I took it for a while, never saying anything until the night that the buck pool was announced. Then I heard it "This years winner is Ray!" He came in holding the tremendous rack. This was the first time I saw the rack or any part of the buck since that day. I immediately turned bright-red and stood up saying "Why don’t you tell them the truth about that deer, Ray? I am sure everyone would like to hear it." I stated my story and walked out. Everybody looked at me as if I were nuts. I felt really strange after saying that, and never returned to the club again.

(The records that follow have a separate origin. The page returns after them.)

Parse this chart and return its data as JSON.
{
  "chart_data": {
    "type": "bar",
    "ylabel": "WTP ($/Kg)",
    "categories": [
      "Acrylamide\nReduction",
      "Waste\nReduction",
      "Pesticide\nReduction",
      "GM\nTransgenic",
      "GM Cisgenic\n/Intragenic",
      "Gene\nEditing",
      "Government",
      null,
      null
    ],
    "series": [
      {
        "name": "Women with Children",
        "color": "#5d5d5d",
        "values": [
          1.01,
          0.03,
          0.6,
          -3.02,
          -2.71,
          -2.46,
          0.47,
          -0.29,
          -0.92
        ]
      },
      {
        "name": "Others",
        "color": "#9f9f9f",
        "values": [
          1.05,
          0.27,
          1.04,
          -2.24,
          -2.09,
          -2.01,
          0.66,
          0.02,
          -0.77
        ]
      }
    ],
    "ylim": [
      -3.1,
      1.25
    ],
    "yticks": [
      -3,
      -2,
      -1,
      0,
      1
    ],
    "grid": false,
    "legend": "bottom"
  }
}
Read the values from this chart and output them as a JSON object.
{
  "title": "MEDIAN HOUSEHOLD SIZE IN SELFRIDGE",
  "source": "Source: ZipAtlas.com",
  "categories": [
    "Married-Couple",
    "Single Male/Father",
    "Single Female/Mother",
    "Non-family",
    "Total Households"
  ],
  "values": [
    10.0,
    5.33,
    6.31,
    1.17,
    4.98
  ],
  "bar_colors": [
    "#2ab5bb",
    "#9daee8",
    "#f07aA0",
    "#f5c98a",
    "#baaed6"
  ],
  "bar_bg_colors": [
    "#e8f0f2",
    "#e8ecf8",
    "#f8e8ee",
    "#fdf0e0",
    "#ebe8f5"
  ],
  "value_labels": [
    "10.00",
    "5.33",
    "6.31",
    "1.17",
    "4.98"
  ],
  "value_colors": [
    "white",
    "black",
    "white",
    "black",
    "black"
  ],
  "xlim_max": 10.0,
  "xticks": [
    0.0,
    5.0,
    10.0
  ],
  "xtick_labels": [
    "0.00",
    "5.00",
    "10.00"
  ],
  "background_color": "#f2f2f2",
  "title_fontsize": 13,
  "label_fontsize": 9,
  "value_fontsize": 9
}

The years passed and I put the incident in the back of my mind. Someday when the time was right, maybe I would tell the story to one of my kids.
This is where the story takes a turn. On December 8, 2006, my family lost everything we owned to a horrible house fire. Some things were irreplaceable: my hunting journals, story portfolios and many treasured trophies from years past. I was left with nothing. Then, in 2007, I opened the door as I was leaving and was greeted by a UPS delivery drive with a large box. I opened it immediately and was amazed, excited, upset and a loss for what I was feeling at the time. It was the big buck’s rack from 1992 and a letter from the landowner’s son. This is what it said:


I hope that the rack made it OK. It’s all and the least that I "we" can do. When I heard you and your family lost everything (even your mounts) in the fire. I was crushed but thankful that you and your family made it out OK. Then I remembered this deer. Honestly, you knew the story, and dad never confessed to taking that buck from you until the summer of 2002. For ten years, we honestly thought you were just crazy and jealous. I am so sorry. You rightfully own this buck, and you are the hunter who killed this beautiful animal. Now that they are in their rightful owner’s hands after all these years, I am looking forward to the story about how this hunt transpired for real, and from the actual person who killed it. Well, I guess very big CONGRATULATIONS! is in order. That’s a great buck. In case you were unaware, dad passed in 2004 while shoveling snow. It happened quickly. I know that he really would want you to have these. He mentioned numerous times since 2002 about trying to approach you, but never could bring himself to do it. We would love to have you back on the farm to hunt someday. Please stop by the house. My brother still lives there and is expecting you and wants to show you that there are still some really big bucks on it. Dad was the last one to hunt it back in 2001. Eric and I don’t hunt anymore. Our careers are too demanding, taking him and I out of time more often than not. I traveled to Virginia so much that I ended up buying a house here in 2002. Been here ever since."

Gary & Eric

In the end, I still have an empty feeling in my heart, even after having this magnificent trophy again. I have the memory of that hunt, but never was able to truly appreciate what this animal was and what it gave to me in the end, its life. To me, hunting and harvesting any animal has a much greater importance than just a set of bones for the wall and a few memories. It’s the giving of thanks to the animal that just went through the ultimate sacrifice for someone he didn’t even know, and to the Lord above for allowing this to happen. Maybe that’s why I love this sport so much and have experienced these great moments, memories and seasons. I feel that I have been truly blessed. I can’t wait to see what the future has in store for me.